Ve asıl mevzuya hatırlatalım.
Suriyeliler, genelde Çarşamba’da özelde Yıldırım’daki mahallelerde dükkan açarken, daire veya müstakil ev kiralarken, kimsenin yakasına yapışmadılar, amiyane tabirle gırtlağına çökmediler!
Mesela, dairesini, dükkanını Çarşamba’da, ekonomik krizi de göz önünde bulundurarak, kiraya veremeyenler, Suriyeliler cazip teklifte bulununca balıklama atladılar!
Şimdi soruyorum, Çarşamba güzellemesi yapan yurttaşlarımıza…
Suriyeliler, evlerinizi, dairelerinizi ve işyerlerinizi sizden güç kullanarak mı kiraladılar?
Ellerinde silahla, palayla, baltayla kapınıza dayanıp, kiralık dükkanınızı sizden zorla istemediler!
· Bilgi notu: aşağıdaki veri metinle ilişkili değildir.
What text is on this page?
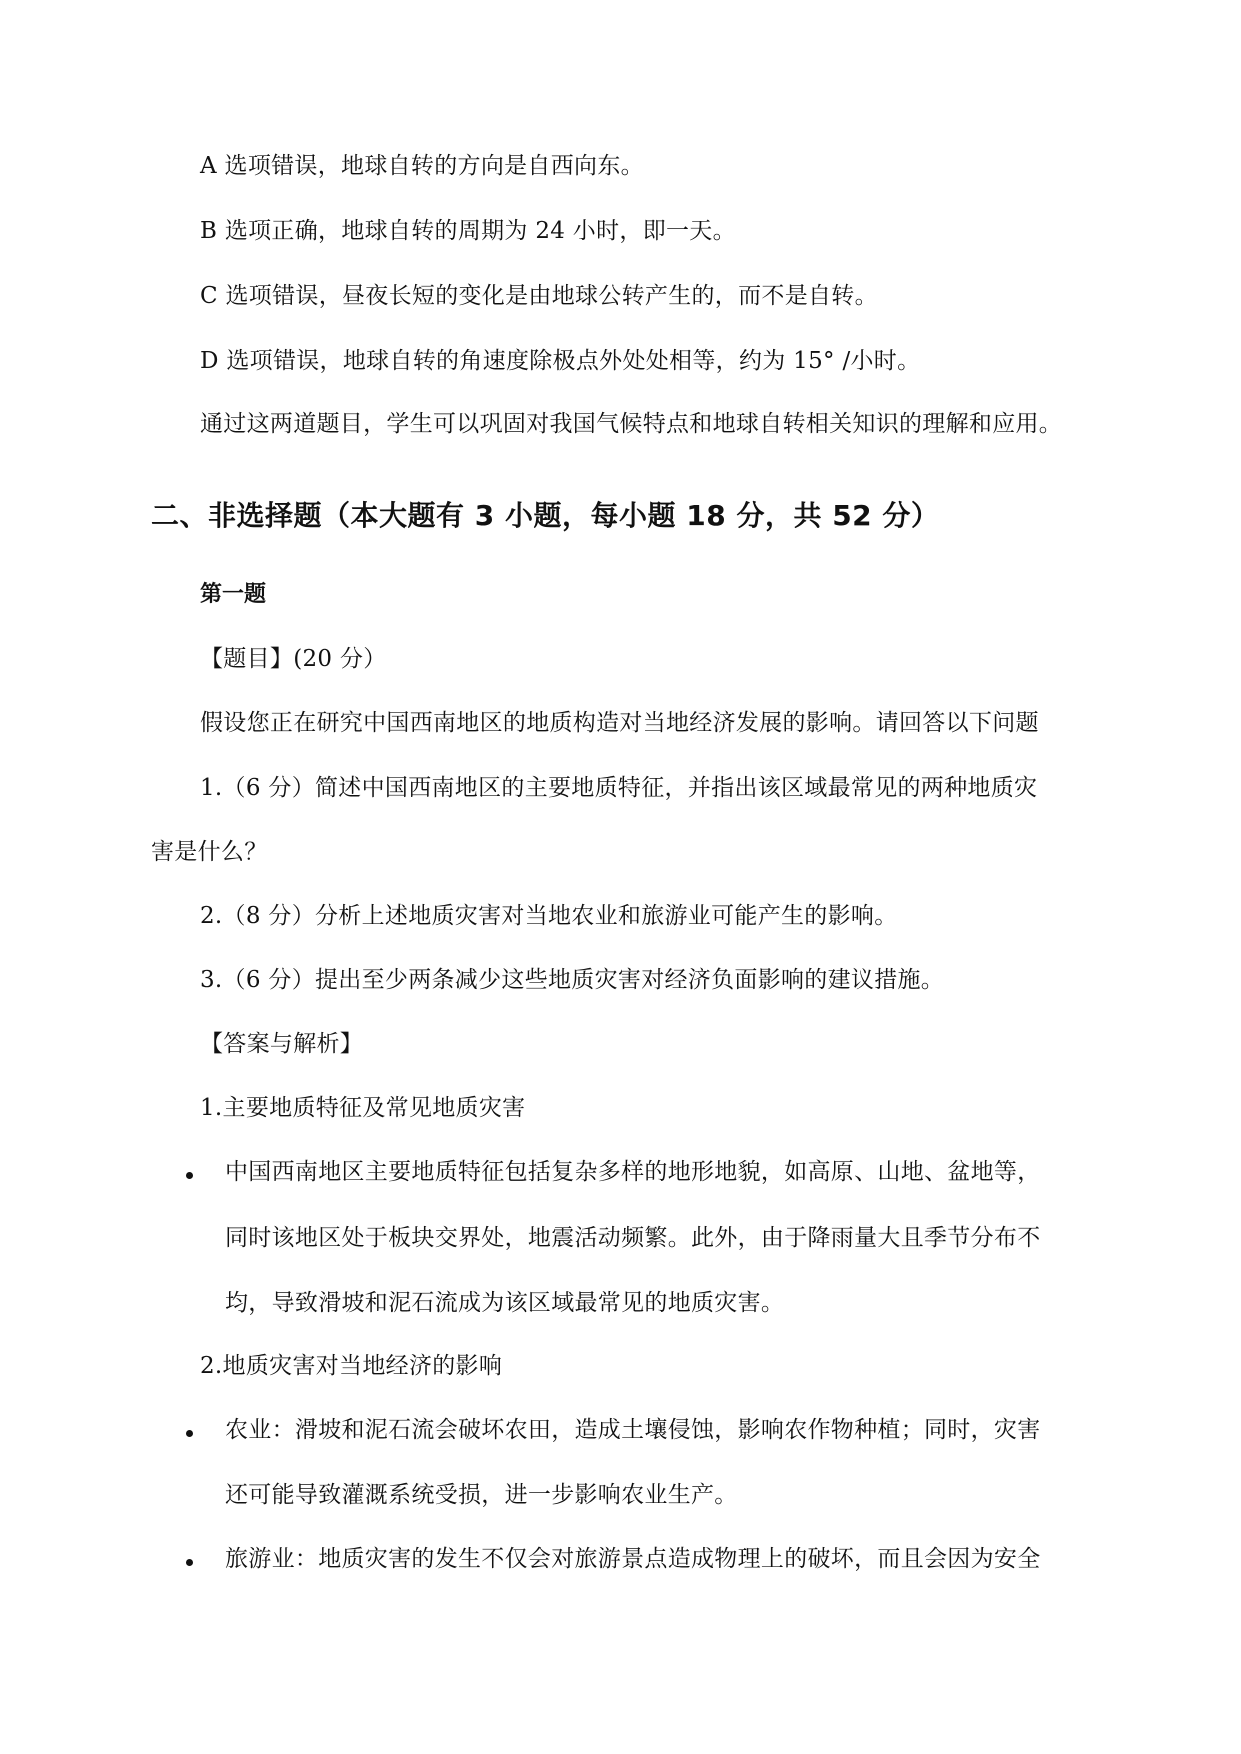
A 选项错误，地球自转的方向是自西向东。
B 选项正确，地球自转的周期为 24 小时，即一天。
C 选项错误，昼夜长短的变化是由地球公转产生的，而不是自转。
D 选项错误，地球自转的角速度除极点外处处相等，约为 15° /小时。
通过这两道题目，学生可以巩固对我国气候特点和地球自转相关知识的理解和应用。
二、非选择题（本大题有 3 小题，每小题 18 分，共 52 分）
第一题
【题目】(20 分）
假设您正在研究中国西南地区的地质构造对当地经济发展的影响。请回答以下问题
1.（6 分）简述中国西南地区的主要地质特征，并指出该区域最常见的两种地质灾
害是什么？
2.（8 分）分析上述地质灾害对当地农业和旅游业可能产生的影响。
3.（6 分）提出至少两条减少这些地质灾害对经济负面影响的建议措施。
【答案与解析】
1.主要地质特征及常见地质灾害
中国西南地区主要地质特征包括复杂多样的地形地貌，如高原、山地、盆地等，
同时该地区处于板块交界处，地震活动频繁。此外，由于降雨量大且季节分布不
均，导致滑坡和泥石流成为该区域最常见的地质灾害。
2.地质灾害对当地经济的影响
农业：滑坡和泥石流会破坏农田，造成土壤侵蚀，影响农作物种植；同时，灾害
还可能导致灌溉系统受损，进一步影响农业生产。
旅游业：地质灾害的发生不仅会对旅游景点造成物理上的破坏，而且会因为安全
Siz verdiniz, onlar tuttular.
Sizlere, yani mal sahiplerine teklifte bulundular ki, bu teklifler gözlerinizi yuvalarından fırlamasına neden oldu, nefisleriniz kabardı, cepleriniz dolacağı için kendi rızanızla buyur ettiniz!
Bugün bu insanlar ticari alanda büyümeye, Çarşamba sokakları Şam’a benzemeye başlayınca da kızıyor, bozuluyor, burnunuzdan soluyorsunuz!
Şimdi kusura bakmayın ama paranın kokusuna büyülendiniz, artık feryat etmek çözüm değil!
Yapılması gereken tek şey var, ‘insani anlamda neden bu kadar çürüdük?’ diyerek düşünmek ve kendimize çeki düzen vermek.
Kaybolan komşuluğumuzu, akrabalarımızla olan samimiyetimizi, ticarette yitirilen dürüstlüğü, Suriyeli işçileri bin 500 liraya çalıştıran vicdan yoksunlarını bir kere daha aklınıza getirin.
Fabrikasında milyonlar kazanırken, kendi öz evladına 2 bin 340 TL’yi layık görenler için söyleyecek sözüm yok!
Son olarak, sloganla Türklük, Osmanlıcılık ve Cumhuriyetçilik olmayacağını, bu değerlerin korunamayacağını hala anlamadıysak vah bizlerin haline, Kamil!